Sharper, tighter, tauter, tougher - that's how I find Matthew Bourne's steamy "re-imagining" of Bizet's Carmen compared to its premiere seven years ago at the Old Vic. The gypsy fire has been rekindled in Dino's diner and garage in the 1960s Middle American fictional town of Harmony (population 375) - and the hot dogs are sizzling.
I confess to underrating Bourne's narrative skills before. He switches genders around in his re-telling of Prosper Merimee's story and stirs in elements of The Postman Always Rings Twice, West Side Story, Hitchcock's thrillers and po-faced Martha Graham-style dance.
The latter’s troilist spoof in the night club ("Le Beat Route") echoes the central plot. The drifter Luca seduces Lana, Dino's wife. After things come to a head, and murder committed with a huge spanner, Lana frames her rival for Luca's sexual attentions, who happens to be her own sister's male lover, Angelo. How this unravels is beautifully done in the second act of prison visits, bloody ghosts, sadness and desperation.
The seductive characteristics of Carmen are thus split between Luca and Lana, who compete throughout in the sultry stakes. Alan Vincent is once again dancing Luca, as is the taller, darker James Leece, whom I saw at the second performance. Lana is once again danced by the long-limbed, hair-tossing Michela Meazza, who stretches and corkscrews with boundless athleticism, gracefully completing every movement to the tips of her toes and fingers.
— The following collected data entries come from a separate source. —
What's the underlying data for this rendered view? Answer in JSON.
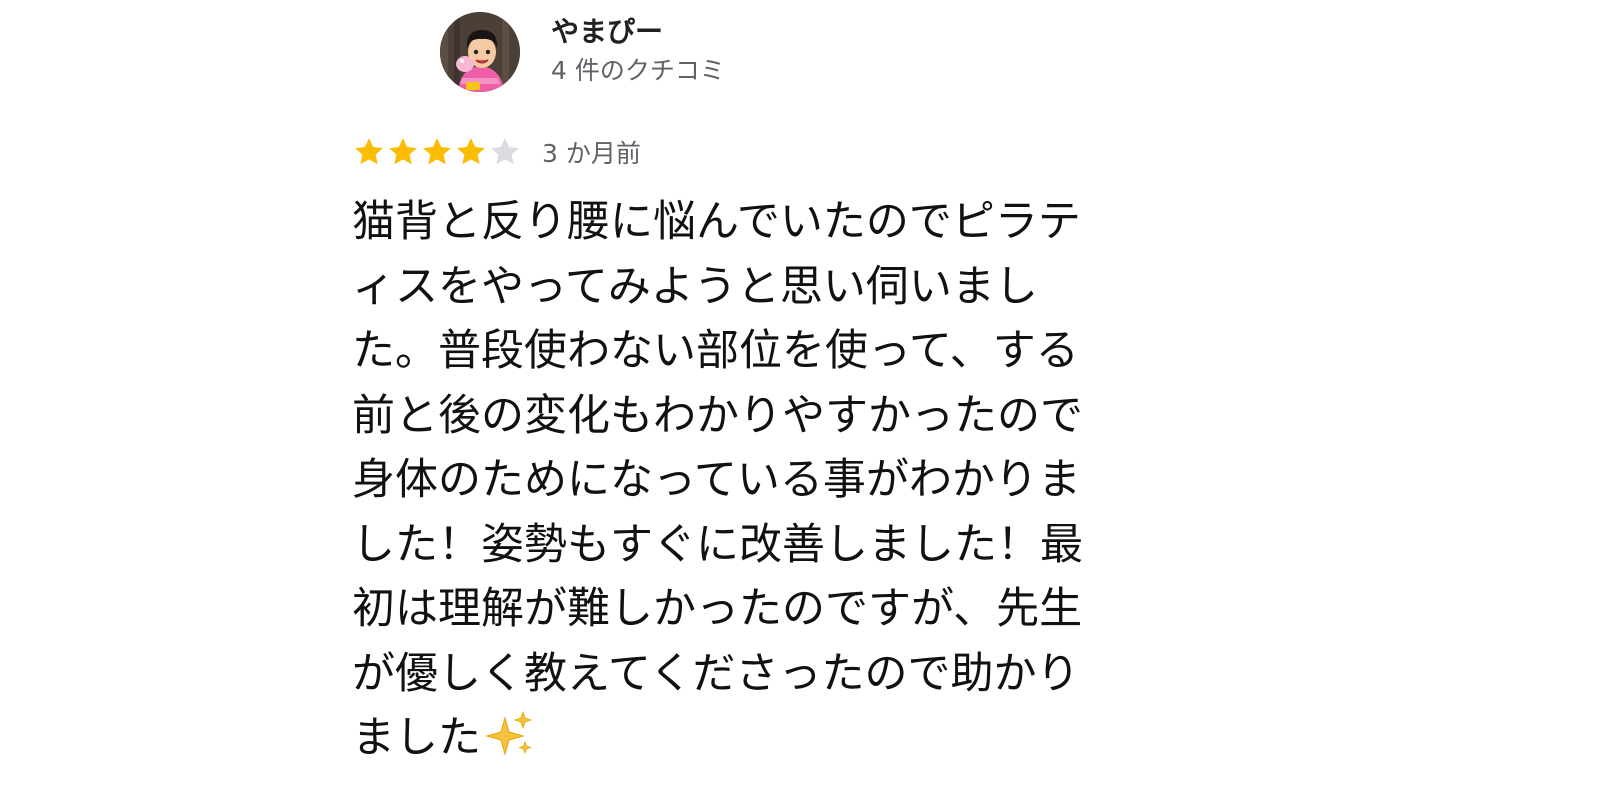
{
  "reviewer": {
    "name": "やまぴー",
    "review_count": "4 件のクチコミ",
    "avatar_icon": "cartoon-avatar"
  },
  "review": {
    "rating": 4,
    "max_rating": 5,
    "star_color": "#FBBC04",
    "star_empty_color": "#DADCE0",
    "date": "3 か月前",
    "text": "猫背と反り腰に悩んでいたのでピラティスをやってみようと思い伺いました。普段使わない部位を使って、する前と後の変化もわかりやすかったので身体のためになっている事がわかりました！姿勢もすぐに改善しました！最初は理解が難しかったのですが、先生が優しく教えてくださったので助かりました✨",
    "lines": [
      "猫背と反り腰に悩んでいたのでピラテ",
      "ィスをやってみようと思い伺いまし",
      "た。普段使わない部位を使って、する",
      "前と後の変化もわかりやすかったので",
      "身体のためになっている事がわかりま",
      "した！姿勢もすぐに改善しました！最",
      "初は理解が難しかったのですが、先生",
      "が優しく教えてくださったので助かり",
      "ました"
    ],
    "trailing_icon": "sparkles-icon"
  }
}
The company, which continues a long tour after the Sadler's Wells stint, includes Scott Ambler as the comically cuckolded Dino - waving cheerily to his wife as she subsides to the floor underneath Luca upstairs - Shelby Williams as Rita, the tragic sister, and Sam Archer as a surprisingly bisexual Angelo, all excellent.
The score is a skilful arrangement by Terry Davies of Rodion Shchedrin's
Carmen Suite (prepared for the Bolshoi Ballet in 1967) alongside other Bizet pieces and his own original music. This makes for a two-hour dance show that will surely become a modern classic on a par with Bourne's Swan Lake and (my favourite) his Play Without Words for the National.
Lez Brotherston's designs are well worth re-visiting, too, creating a tacky world of garage and greasy spoon, with cheap furniture and car lamps, switching easily to the night spot and the jailhouse, always leaving plenty of room for the elaborate hoe-downs, rumbles and rhapsodic ensembles where the dancers are seen, quite literally, to be coming together.
Another sly touch, with Carmen Jones (where Husky Miller is a boxer) on the horizon at the Festival Hall, is the fisticuffs motif, with Luca educating Angelo in how to "put 'em up" before developing his body hold technique into an erotic proposition. This exhilarating show is full of such provocative and suggestive elisions and moves.